"A Tale of the Wind" is an experimental film by Dutch documentarian Joris Ivens. It would be Ivens' final film before his death, at age 90.
"Wind" is comprised of a series of vignettes. Part dream, part documentary, part fantasy, part travelogue, the film bounces fluidly from segment to segment, each adopting a different stylistic approach, but all preoccupied with "the wind". Passing metaphorically from childhood to adulthood, from birth to death, the film chronicles Ivens' lifelong "foolish pursuit": his plan to "film the invisible". Along the way, references are made to wind's various effects, Ivens' history of asthma, and Ivens' relationship with cinema, wind becoming a stand-in for something elusive sought captured by art.
Aesthetically, the film is special. Ivens mixes colour and black-and-white footage, he blends lyrical poetry with social realism, he dwells powerfully on silence and simple, graceful movements, and the film is packed with a number atmospheric passages. "Breathing represents death," an old man says, referring to Ivens' failing lungs. The film as a whole anticipates Ivens' own real life demise, the director appearing as himself throughout the picture, wrinkled, weary and on the verge of corpse-hood.
"One drunken night, when he wanted to touch the moon, a rebellious poet drowned," a line reads, speaking to the artist's quest. The film itself opens with giant windmills and bizarre mission statements, all of which recall Don Quixote, Ivens becoming the artist/fool who goes to great lengths for seemingly absurd reasons. Indeed, Ivens spends most of his film in the desert, sitting on a chair and waiting for "the wind to arrive", a momentous occasion in which he hopes "do battle" and "capture the wind". The rest of the film is preoccupied with "the wind's" effects on bodies, buildings, politics (Ivens is a staunch communist) and landscapes; how it shapes the world, how it shapes people, and how they in turn shape it, how it destroys and builds up, how it gives life and kills. Wind, here, is of course not only a "literal wind", but that which epitomises "things". "Things" intangible and tangible about man and his world. "Things" which Ivens' has spent his life seeking to catch.
"We've been expecting you," two old souls state, anticipating Ivens' death. The film closes with a shot which reverses its opening image, an airborne aircraft becoming a grounded plane, the wind silenced, the machine surrounded by the people it dwarfs.

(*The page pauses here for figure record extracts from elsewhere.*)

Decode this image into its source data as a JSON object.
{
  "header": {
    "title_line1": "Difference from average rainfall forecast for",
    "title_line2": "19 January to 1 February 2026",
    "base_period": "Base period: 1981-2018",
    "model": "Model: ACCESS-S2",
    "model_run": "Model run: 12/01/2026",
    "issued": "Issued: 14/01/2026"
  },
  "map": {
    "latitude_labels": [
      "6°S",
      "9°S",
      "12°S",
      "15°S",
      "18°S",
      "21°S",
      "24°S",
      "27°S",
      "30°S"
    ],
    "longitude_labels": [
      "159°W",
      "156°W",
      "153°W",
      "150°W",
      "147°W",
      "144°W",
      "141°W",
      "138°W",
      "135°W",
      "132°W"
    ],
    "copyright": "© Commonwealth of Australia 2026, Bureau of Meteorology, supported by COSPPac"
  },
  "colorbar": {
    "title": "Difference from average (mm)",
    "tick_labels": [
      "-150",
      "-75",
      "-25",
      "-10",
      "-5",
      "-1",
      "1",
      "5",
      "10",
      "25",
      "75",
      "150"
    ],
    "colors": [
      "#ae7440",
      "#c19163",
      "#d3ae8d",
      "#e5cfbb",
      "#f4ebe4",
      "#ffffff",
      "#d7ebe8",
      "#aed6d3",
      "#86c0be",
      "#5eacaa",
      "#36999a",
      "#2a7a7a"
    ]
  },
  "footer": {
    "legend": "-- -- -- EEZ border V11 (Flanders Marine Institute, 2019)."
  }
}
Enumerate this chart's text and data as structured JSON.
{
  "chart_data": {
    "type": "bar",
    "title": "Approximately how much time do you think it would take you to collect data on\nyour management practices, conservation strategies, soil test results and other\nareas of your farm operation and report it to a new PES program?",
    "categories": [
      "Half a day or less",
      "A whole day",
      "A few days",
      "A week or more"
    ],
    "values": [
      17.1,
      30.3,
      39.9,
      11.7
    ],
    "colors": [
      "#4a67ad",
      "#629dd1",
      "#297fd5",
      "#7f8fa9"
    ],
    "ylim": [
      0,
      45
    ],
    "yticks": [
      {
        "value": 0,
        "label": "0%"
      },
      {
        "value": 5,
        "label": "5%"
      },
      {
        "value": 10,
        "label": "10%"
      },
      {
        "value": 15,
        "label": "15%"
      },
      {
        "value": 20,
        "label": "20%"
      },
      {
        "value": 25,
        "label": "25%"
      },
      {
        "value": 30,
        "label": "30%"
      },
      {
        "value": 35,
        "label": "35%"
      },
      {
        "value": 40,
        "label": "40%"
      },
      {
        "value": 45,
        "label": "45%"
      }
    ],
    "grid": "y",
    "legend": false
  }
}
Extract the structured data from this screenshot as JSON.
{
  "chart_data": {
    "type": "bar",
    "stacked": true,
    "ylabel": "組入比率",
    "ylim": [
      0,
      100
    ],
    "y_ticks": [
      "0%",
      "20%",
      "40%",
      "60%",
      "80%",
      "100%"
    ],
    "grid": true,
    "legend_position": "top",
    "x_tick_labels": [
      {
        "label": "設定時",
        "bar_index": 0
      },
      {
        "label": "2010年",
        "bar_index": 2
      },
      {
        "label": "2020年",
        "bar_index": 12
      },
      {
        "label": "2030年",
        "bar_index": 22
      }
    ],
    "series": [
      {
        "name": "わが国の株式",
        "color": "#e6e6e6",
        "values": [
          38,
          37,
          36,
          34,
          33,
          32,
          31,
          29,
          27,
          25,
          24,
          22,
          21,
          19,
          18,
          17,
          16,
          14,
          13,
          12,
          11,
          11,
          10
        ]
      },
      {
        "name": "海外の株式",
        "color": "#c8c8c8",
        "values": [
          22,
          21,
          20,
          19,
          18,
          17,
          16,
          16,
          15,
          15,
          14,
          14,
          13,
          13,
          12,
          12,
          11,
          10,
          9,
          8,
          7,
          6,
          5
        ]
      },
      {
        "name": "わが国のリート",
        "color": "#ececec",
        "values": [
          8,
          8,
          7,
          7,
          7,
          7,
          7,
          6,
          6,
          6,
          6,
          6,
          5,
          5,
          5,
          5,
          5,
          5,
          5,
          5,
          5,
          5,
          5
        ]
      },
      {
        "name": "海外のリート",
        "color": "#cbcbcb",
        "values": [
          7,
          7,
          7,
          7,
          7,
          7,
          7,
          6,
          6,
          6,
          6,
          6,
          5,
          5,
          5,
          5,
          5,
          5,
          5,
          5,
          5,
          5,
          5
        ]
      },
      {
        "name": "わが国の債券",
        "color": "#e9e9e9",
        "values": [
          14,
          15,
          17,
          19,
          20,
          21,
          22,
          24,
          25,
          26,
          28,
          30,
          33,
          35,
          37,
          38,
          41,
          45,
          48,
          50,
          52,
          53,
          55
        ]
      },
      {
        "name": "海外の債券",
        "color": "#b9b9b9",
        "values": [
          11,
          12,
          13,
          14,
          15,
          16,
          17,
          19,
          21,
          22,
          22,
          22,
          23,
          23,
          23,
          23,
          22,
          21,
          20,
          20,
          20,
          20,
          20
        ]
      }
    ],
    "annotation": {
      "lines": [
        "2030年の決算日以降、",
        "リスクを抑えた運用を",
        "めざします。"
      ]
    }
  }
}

Not many people know of Joris Ivens today. He'd make a series of documentaries/films in the 1920s, one of which was "Rain", which anticipates Ivans use of wind in this, his final film. He'd be hired in the 1940s to make propaganda pieces for Dutch colonialist interests, but instead used their money to make "Indonesia Calling", a film which assaulted the Neatherlands' role in Indonesia. His subsequent films focused on unionists, Belgian miners, worker strikes, the Soviet Union's Five Year Plan, the Spanish Civil War, Indonesia's attempts to shrug off the Imperial powers and China's resistance to Japanese invasion. Along the way, he'd become involved with various communists, radical left-wingers and thinkers, as well as Bertolt Brecht, Hans Eisler, Robert Oppenheimer and the great Herbert Marcuse. Throughout much of his life, Iven would be assaulted by people in power; the FBI classified him as being "dangerous" and "a possible Soviet agent", he'd be hounded by Netherlands' Intelligence Service, the Dutch wanted him jailed, frequently he'd have his equipment stolen or "delayed" and he was famously banned from entering certain countries by none other than General Douglas MacArthur. He died in 1989.
8/10 – See Antonioni's "Michelangelo Eye to Eye", another metaphysical deathpiece.